3 ISI ISI an economic strategy of inward-oriented growth. Began spontaneously with the collapse of the stock market in 1929. Then pursued as a policy involving tariffs and other import controls, subsidies, and overvalued exchange rates. Goal: create infant industries. Hurt exporters (esp. agriculture). Led to industrialization and urbanization as well as emergence of working class and the basis of populist politics. ISI experienced bottlenecks/problems. Significance: Infant industries never grow up (inefficient, rent-seeking, poor quality, not competitive). Did not pursue Asia strategy of export orientation. Exhaustion of ISI and political crises. Rise of BA states. Two stages: horizontal and vertical.
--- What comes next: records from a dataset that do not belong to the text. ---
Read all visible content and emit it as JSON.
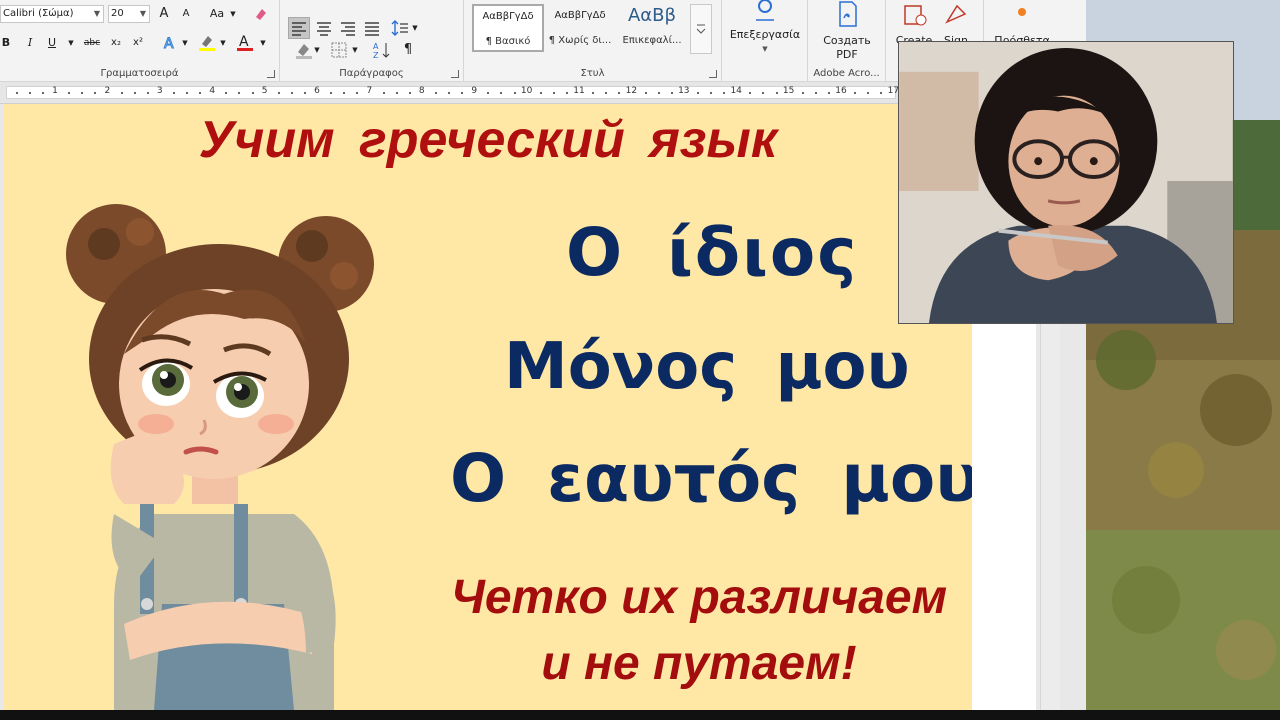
{
  "ribbon": {
    "font": {
      "family": "Calibri (Σώμα)",
      "size": "20",
      "grow_label": "A",
      "shrink_label": "A",
      "case_label": "Aa",
      "bold": "B",
      "italic": "I",
      "underline": "U",
      "strike": "abc",
      "subscript": "x₂",
      "superscript": "x²",
      "group_label": "Γραμματοσειρά"
    },
    "paragraph": {
      "group_label": "Παράγραφος",
      "pilcrow": "¶"
    },
    "styles": {
      "group_label": "Στυλ",
      "items": [
        {
          "sample": "ΑαΒβΓγΔδ",
          "name": "¶ Βασικό"
        },
        {
          "sample": "ΑαΒβΓγΔδ",
          "name": "¶ Χωρίς δι..."
        },
        {
          "sample": "ΑαΒβ",
          "name": "Επικεφαλί..."
        }
      ]
    },
    "editing": {
      "label": "Επεξεργασία"
    },
    "adobe": {
      "label_line1": "Создать",
      "label_line2": "PDF",
      "group_label": "Adobe Acro..."
    },
    "create": {
      "label": "Create"
    },
    "sign": {
      "label": "Sign"
    },
    "addin": {
      "label": "Πρόσθετα"
    }
  },
  "ruler": {
    "numbers": [
      "1",
      "2",
      "3",
      "4",
      "5",
      "6",
      "7",
      "8",
      "9",
      "10",
      "11",
      "12",
      "13",
      "14",
      "15",
      "16",
      "17"
    ]
  },
  "document": {
    "title": "Учим  греческий  язык",
    "greek_line1": "Ο ίδιος",
    "greek_line2": "Μόνος μου",
    "greek_line3": "Ο εαυτός μου",
    "subtitle_line1": "Четко их различаем",
    "subtitle_line2": "и не путаем!"
  },
  "colors": {
    "page_bg": "#ffe7a6",
    "title_red": "#b00f0f",
    "greek_navy": "#0c2a62"
  }
}
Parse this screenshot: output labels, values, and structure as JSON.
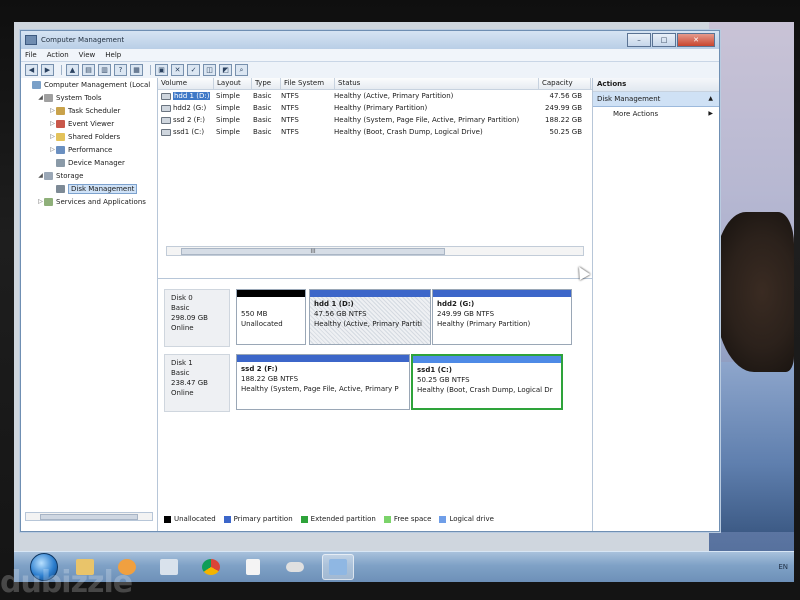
{
  "window": {
    "title": "Computer Management"
  },
  "menubar": {
    "items": [
      "File",
      "Action",
      "View",
      "Help"
    ]
  },
  "toolbar": {
    "icons": [
      "back-arrow-icon",
      "forward-arrow-icon",
      "up-folder-icon",
      "show-hide-tree-icon",
      "help-icon",
      "properties-icon",
      "close-x-icon",
      "check-icon",
      "connect-icon",
      "find-icon",
      "refresh-icon",
      "view-icon"
    ]
  },
  "tree": {
    "items": [
      {
        "label": "Computer Management (Local",
        "level": 0,
        "expander": "",
        "icon": "computer-icon"
      },
      {
        "label": "System Tools",
        "level": 1,
        "expander": "◢",
        "icon": "tools-icon"
      },
      {
        "label": "Task Scheduler",
        "level": 2,
        "expander": "▷",
        "icon": "clock-icon"
      },
      {
        "label": "Event Viewer",
        "level": 2,
        "expander": "▷",
        "icon": "event-icon"
      },
      {
        "label": "Shared Folders",
        "level": 2,
        "expander": "▷",
        "icon": "folder-icon"
      },
      {
        "label": "Performance",
        "level": 2,
        "expander": "▷",
        "icon": "performance-icon"
      },
      {
        "label": "Device Manager",
        "level": 2,
        "expander": "",
        "icon": "device-icon"
      },
      {
        "label": "Storage",
        "level": 1,
        "expander": "◢",
        "icon": "storage-icon"
      },
      {
        "label": "Disk Management",
        "level": 2,
        "expander": "",
        "icon": "disk-icon",
        "selected": true
      },
      {
        "label": "Services and Applications",
        "level": 1,
        "expander": "▷",
        "icon": "services-icon"
      }
    ]
  },
  "volume_table": {
    "headers": [
      "Volume",
      "Layout",
      "Type",
      "File System",
      "Status",
      "Capacity"
    ],
    "rows": [
      {
        "volume": "hdd 1 (D:)",
        "layout": "Simple",
        "type": "Basic",
        "fs": "NTFS",
        "status": "Healthy (Active, Primary Partition)",
        "capacity": "47.56 GB",
        "selected": true
      },
      {
        "volume": "hdd2 (G:)",
        "layout": "Simple",
        "type": "Basic",
        "fs": "NTFS",
        "status": "Healthy (Primary Partition)",
        "capacity": "249.99 GB"
      },
      {
        "volume": "ssd 2 (F:)",
        "layout": "Simple",
        "type": "Basic",
        "fs": "NTFS",
        "status": "Healthy (System, Page File, Active, Primary Partition)",
        "capacity": "188.22 GB"
      },
      {
        "volume": "ssd1 (C:)",
        "layout": "Simple",
        "type": "Basic",
        "fs": "NTFS",
        "status": "Healthy (Boot, Crash Dump, Logical Drive)",
        "capacity": "50.25 GB"
      }
    ],
    "hscroll_label": "III"
  },
  "disks": [
    {
      "name": "Disk 0",
      "type": "Basic",
      "size": "298.09 GB",
      "status": "Online",
      "partitions": [
        {
          "name": "",
          "size": "550 MB",
          "status": "Unallocated",
          "color": "#000000"
        },
        {
          "name": "hdd 1  (D:)",
          "size": "47.56 GB NTFS",
          "status": "Healthy (Active, Primary Partiti",
          "color": "#3c66c9",
          "hatched": true
        },
        {
          "name": "hdd2  (G:)",
          "size": "249.99 GB NTFS",
          "status": "Healthy (Primary Partition)",
          "color": "#3c66c9"
        }
      ]
    },
    {
      "name": "Disk 1",
      "type": "Basic",
      "size": "238.47 GB",
      "status": "Online",
      "partitions": [
        {
          "name": "ssd 2  (F:)",
          "size": "188.22 GB NTFS",
          "status": "Healthy (System, Page File, Active, Primary P",
          "color": "#3c66c9"
        },
        {
          "name": "ssd1  (C:)",
          "size": "50.25 GB NTFS",
          "status": "Healthy (Boot, Crash Dump, Logical Dr",
          "color": "#4e8ae6",
          "selected": true
        }
      ]
    }
  ],
  "legend": [
    {
      "label": "Unallocated",
      "color": "#000000"
    },
    {
      "label": "Primary partition",
      "color": "#3c66c9"
    },
    {
      "label": "Extended partition",
      "color": "#2ea33a"
    },
    {
      "label": "Free space",
      "color": "#7bd36a"
    },
    {
      "label": "Logical drive",
      "color": "#6f9ee8"
    }
  ],
  "actions": {
    "header": "Actions",
    "section": "Disk Management",
    "items": [
      "More Actions"
    ]
  },
  "taskbar": {
    "apps": [
      "explorer-icon",
      "media-player-icon",
      "computer-icon",
      "chrome-icon",
      "document-icon",
      "gamepad-icon",
      "disk-management-icon"
    ],
    "lang": "EN"
  },
  "watermark": {
    "text": "dubizzle"
  }
}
4 BA State Highly repressive and exclusionary institutional military regimes, involving technocratic roles (anti-political), alliance with local and transnational business. Emerged in 1960s and 1970s due to perception of threat caused by activation of labour and Cuban revolution. This led to the coup coalition. Pursued economic orthodoxy. Examples: Argentina ’66, ’76; Brazil ’64; Chile ’73; Uruguay ’74. Not Mexico (error in text). Rise of BA states linked to exhaustion of ISI in some cases, not all. Significance: Most industrially advanced Latin American cases; linked to populism and labour activation (ISI); where threat greatest, most repressive; breakdown led to redemocratization; borrowed heavily and contributed and incurred debt.

5 Competitive Authoritarianism Civilian, formally democratic regimes where there is unequal competition (abuse of power by incumbents generates disadvantages for opposition); these regimes are competitive but the competition is neither fair not fully free because of rights violations. Populism is a trigger due to: outsiders, electoral mandate to weaken established institutions, assault on HA. Significance: suggests step beyond DD – erosion of electoral democracy into hybrid forms. Populism.